Sometimes, manufacturers and resellers will create this long, drawn out, professional sounding description to lure in novice dieters, athletes and bodybuilders. This seems to be the case with Beta Blast. We are certain beta alanine has a function in the body, but we are not certain supplementing beta alanine via Beta Blast impacts muscle development as much as the author would like the bodybuilder to believe.
Looking through information on beta alanine, we found no positive benefits for the dieter. Dieters need metabolism boosters and appetite suppressants to lose weight. Good sleep, good mood and good exercise habits are also important and beta alanine does not deliver in any of these areas.
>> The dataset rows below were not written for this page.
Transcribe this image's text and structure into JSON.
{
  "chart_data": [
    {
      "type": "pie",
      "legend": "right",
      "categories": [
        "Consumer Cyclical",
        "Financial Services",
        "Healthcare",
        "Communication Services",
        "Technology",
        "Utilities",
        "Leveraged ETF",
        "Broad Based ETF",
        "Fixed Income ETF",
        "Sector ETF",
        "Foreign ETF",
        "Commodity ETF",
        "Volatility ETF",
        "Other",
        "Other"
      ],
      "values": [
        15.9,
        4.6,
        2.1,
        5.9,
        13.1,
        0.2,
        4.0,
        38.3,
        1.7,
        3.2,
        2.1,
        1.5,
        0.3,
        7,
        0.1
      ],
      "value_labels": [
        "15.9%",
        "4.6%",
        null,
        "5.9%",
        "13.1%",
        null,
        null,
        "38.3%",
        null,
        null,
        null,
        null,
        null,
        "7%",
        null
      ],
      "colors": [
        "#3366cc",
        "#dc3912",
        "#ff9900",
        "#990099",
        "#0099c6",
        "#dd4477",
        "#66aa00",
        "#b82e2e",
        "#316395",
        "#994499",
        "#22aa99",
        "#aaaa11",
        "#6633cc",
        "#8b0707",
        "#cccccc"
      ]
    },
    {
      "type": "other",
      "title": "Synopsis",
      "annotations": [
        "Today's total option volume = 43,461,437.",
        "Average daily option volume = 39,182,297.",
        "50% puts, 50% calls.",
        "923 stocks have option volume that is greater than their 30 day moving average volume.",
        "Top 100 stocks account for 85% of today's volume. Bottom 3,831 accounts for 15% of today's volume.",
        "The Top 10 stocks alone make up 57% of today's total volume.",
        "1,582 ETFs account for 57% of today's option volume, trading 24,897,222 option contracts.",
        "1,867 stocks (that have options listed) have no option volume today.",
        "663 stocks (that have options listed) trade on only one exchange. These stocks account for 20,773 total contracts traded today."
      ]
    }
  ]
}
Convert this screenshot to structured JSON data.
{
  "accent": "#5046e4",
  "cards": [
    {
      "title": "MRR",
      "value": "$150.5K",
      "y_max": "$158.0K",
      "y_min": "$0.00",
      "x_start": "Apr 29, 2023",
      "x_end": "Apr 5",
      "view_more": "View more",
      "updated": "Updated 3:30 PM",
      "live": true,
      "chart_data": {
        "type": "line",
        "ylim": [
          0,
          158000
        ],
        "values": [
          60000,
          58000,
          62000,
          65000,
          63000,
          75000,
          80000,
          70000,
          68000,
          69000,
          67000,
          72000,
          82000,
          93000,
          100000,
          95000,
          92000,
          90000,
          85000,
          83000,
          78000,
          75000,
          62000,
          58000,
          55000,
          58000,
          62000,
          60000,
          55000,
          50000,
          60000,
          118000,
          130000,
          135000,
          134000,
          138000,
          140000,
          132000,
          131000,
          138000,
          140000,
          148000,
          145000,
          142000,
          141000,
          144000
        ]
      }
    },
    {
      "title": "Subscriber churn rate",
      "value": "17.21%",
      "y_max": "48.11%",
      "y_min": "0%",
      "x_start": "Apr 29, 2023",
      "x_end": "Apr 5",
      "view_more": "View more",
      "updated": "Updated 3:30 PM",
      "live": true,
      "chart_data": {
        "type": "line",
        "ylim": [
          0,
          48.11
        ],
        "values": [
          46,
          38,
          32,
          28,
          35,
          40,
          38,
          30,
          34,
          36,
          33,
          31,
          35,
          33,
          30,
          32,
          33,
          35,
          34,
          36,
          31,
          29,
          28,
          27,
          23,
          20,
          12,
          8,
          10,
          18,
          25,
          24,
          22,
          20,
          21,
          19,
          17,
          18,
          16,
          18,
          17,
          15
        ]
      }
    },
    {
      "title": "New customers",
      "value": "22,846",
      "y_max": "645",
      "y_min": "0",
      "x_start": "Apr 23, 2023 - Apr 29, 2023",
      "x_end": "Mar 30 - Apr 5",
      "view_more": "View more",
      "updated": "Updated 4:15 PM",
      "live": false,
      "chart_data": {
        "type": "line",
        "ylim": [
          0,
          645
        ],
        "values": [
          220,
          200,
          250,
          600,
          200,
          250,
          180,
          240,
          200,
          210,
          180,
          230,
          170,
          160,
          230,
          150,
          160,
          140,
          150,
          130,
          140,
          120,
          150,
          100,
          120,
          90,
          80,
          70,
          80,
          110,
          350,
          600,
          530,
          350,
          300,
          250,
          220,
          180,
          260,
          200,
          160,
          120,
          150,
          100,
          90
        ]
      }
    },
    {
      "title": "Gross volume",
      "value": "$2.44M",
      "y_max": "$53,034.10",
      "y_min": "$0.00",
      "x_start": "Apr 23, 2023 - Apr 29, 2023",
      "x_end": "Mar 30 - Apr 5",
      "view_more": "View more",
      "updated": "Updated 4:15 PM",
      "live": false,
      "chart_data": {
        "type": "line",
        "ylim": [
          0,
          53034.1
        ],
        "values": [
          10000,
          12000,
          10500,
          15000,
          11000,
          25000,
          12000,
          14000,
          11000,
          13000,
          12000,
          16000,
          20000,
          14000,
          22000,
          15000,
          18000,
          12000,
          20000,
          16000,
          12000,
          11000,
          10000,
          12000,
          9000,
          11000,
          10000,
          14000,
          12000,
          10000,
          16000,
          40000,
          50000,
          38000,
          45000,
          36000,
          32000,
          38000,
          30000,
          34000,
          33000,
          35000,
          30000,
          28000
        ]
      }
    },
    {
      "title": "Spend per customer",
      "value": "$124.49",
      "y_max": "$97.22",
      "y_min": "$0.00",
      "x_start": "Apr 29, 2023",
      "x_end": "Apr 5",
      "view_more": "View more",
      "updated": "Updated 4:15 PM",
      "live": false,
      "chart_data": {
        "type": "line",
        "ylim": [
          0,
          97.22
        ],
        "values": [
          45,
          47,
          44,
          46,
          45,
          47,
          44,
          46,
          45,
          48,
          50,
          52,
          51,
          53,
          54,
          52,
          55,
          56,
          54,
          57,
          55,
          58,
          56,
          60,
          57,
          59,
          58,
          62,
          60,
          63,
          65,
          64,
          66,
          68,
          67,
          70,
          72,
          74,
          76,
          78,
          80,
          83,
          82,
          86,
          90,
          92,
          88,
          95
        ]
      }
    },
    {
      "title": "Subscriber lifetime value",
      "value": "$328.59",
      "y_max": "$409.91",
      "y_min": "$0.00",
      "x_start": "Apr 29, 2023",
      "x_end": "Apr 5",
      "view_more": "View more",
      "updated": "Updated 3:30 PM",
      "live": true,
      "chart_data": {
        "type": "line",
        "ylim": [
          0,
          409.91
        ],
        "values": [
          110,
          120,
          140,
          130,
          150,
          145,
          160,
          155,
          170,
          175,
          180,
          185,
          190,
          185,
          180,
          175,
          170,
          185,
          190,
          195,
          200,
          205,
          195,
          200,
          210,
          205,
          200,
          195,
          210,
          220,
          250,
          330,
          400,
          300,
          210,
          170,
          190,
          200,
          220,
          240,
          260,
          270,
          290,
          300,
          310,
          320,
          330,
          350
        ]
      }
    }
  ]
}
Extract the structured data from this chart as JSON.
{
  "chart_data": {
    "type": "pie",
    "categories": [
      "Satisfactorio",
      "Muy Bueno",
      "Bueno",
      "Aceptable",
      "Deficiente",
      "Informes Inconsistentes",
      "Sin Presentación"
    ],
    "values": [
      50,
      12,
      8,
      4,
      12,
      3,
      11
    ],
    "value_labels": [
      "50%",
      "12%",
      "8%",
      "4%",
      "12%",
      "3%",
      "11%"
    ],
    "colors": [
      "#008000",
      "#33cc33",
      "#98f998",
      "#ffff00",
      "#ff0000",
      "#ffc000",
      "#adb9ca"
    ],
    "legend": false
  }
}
- Ingredients in Beta Blast are listed online.
- May improve muscle performance.
- May increase strength and workout longevity.
- Beta Blast will not promote weight loss.
- The supplement contains one naturally-occurring ingredient.
- The body gets beta alanine from protein sources.
- Information is not backed up with outside clinical sources.
There are times when the dieter and athlete need to read between the lines. Beta alanine is a non-essential amino acid. Beta Blast provides more beta alanine than the body gets from natural sources, but the effect of massive supplementation may not be all the author wants the dieter to believe. If we were given some outside clinical research supporting these claims, we may give the supplement a thumbs up, but writing a long description with scientific words does not mean the information is true.